Holding Rome together

Here’s my latest Material Witness column for Nature Materials.


Calling it the world’s earliest shopping mall is perhaps a qualified accolade, but Trajan’s Market in Rome is certainly a remarkable structure. These vaulted arcades, built early in the second century AD and perhaps originally administrative offices, have withstood almost two millennia of moderate-scale earthquakes. They aren’t alone in that: the Pantheon, Hadrian’s Mausoleum and the Baths of Diocletian in Rome have all shown comparable longevity and resilience. What is their secret?

The structures use concrete made from the pyroclastic volcanic rock of the region: coarse rubble of tuff and brick bound with a mortar made from volcanic ash. It is this mortar that provides structural stability, but the properties that give it such durability have only now been examined. Jackson et al. [Proc. Natl Acad. Sci. USA 111, 18484 (2014) – here] have reproduced the mortar used by Roman builders and used microdiffraction and tomography to study how it acquires its remarkable cohesion.

The Roman mortar was the result of a century or more of experimentation. It used pozzolan, an aluminosilicate volcanic pumice found in the region of the town of Pozzuoli, near Naples, which, when mixed with slaked lime (calcium hydroxide) in the presence of moisture, recrystallizes into a hydrated cementitious material. Although named for its Roman use, pozzolan has a much longer history in building and remained in use until the introduction of Portland cements in the eighteenth century.

The production of the volcanic ash–lime cement was described by the Roman engineer Vitruvius in his book an architecture from the first century BC, and Jackson et al. followed his recipe to make modern analogues. They found that the tensile strength and fracture energy increased steadily over several months, and used electron microscopy and synchrotron X-ray diffraction to look at the fracture surfaces and the chemical nature of the cementitious phases. Among the poorly crystalline matrix are platey crystals of a calcium aluminosilicate phase called strätinglite, crystallized in situ, which seem to act rather like the steel or glass microfibres added to some cements today to toughen them by providing obstacles to crack propagation.

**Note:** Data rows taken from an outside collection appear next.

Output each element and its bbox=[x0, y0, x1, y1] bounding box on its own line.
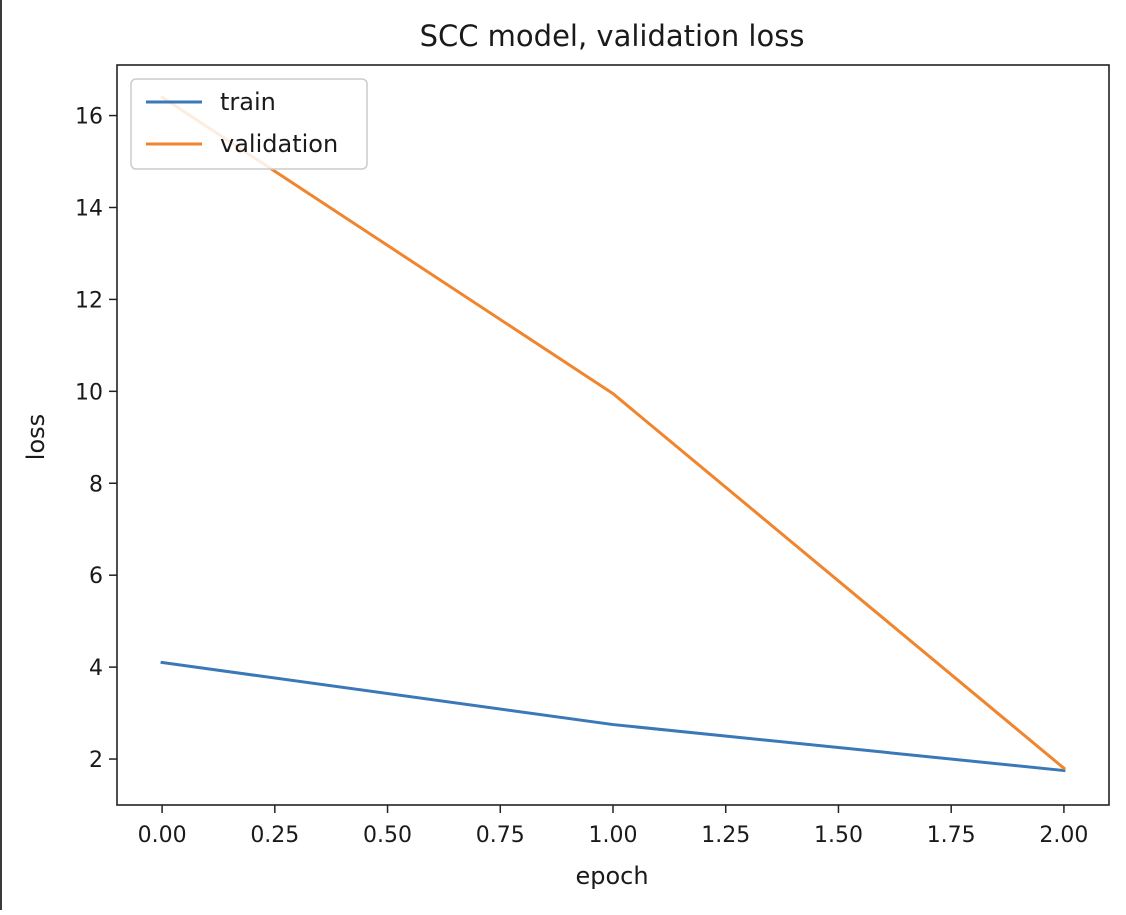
x-tick-label: 0.75 bbox=[476, 823, 525, 848]
legend-label-validation: validation bbox=[220, 130, 338, 158]
y-axis-label: loss bbox=[22, 414, 50, 460]
y-tick-label: 8 bbox=[89, 472, 103, 497]
chart-title: SCC model, validation loss bbox=[420, 19, 805, 53]
x-tick-label: 1.00 bbox=[589, 823, 638, 848]
series-lines bbox=[160, 95, 1067, 773]
y-tick-label: 14 bbox=[75, 196, 103, 221]
legend-label-train: train bbox=[220, 88, 276, 116]
y-tick-label: 6 bbox=[89, 564, 103, 589]
y-tick-label: 4 bbox=[89, 656, 103, 681]
series-line-validation bbox=[160, 95, 1067, 771]
x-axis-label: epoch bbox=[575, 862, 648, 890]
plot-area bbox=[116, 64, 1110, 806]
x-tick-label: 0.50 bbox=[363, 823, 412, 848]
legend: train validation bbox=[130, 78, 368, 170]
y-tick-label: 10 bbox=[75, 380, 103, 405]
x-tick-label: 1.25 bbox=[701, 823, 750, 848]
series-line-train bbox=[160, 660, 1066, 773]
window-edge bbox=[0, 0, 2, 910]
y-tick-label: 12 bbox=[75, 288, 103, 313]
x-tick-label: 1.75 bbox=[927, 823, 976, 848]
x-tick-label: 1.50 bbox=[814, 823, 863, 848]
axis-ticks: 0.00 0.25 0.50 0.75 1.00 1.25 1.50 1.75 2.00 2 4 6 8… bbox=[75, 105, 1088, 848]
x-tick-label: 2.00 bbox=[1039, 823, 1088, 848]
y-tick-label: 2 bbox=[89, 748, 103, 773]
x-tick-label: 0.00 bbox=[138, 823, 187, 848]
x-tick-label: 0.25 bbox=[250, 823, 299, 848]
y-tick-label: 16 bbox=[75, 105, 103, 130]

Unlike them, however, strätlingite resists corrosion.

Since the cement industry is a major producer of carbon dioxide liberated during the production of Portland cement, there is considerable interest in finding environmentally friendly alternatives. Some of these have a binding matrix of similar composition to the Roman mortar, and so Jackson et al. suggest that an improved understanding of what makes it so durable could point to approaches worth adopting today – such as using chemical additives that promote the intergrowth of reinforcing platelets.

Of course, the Roman engineers knew of the superior properties of their mortar only by experience. A similar combination of astute empiricism and good fortune lies behind the medieval lime mortars that, because of their slow setting, have preserved some churches and other buildings in the face of structural shifting. They tempt us to celebrate the skills of ancient artisans, but we should also remember that what we see today is selective: time has already levelled the failures.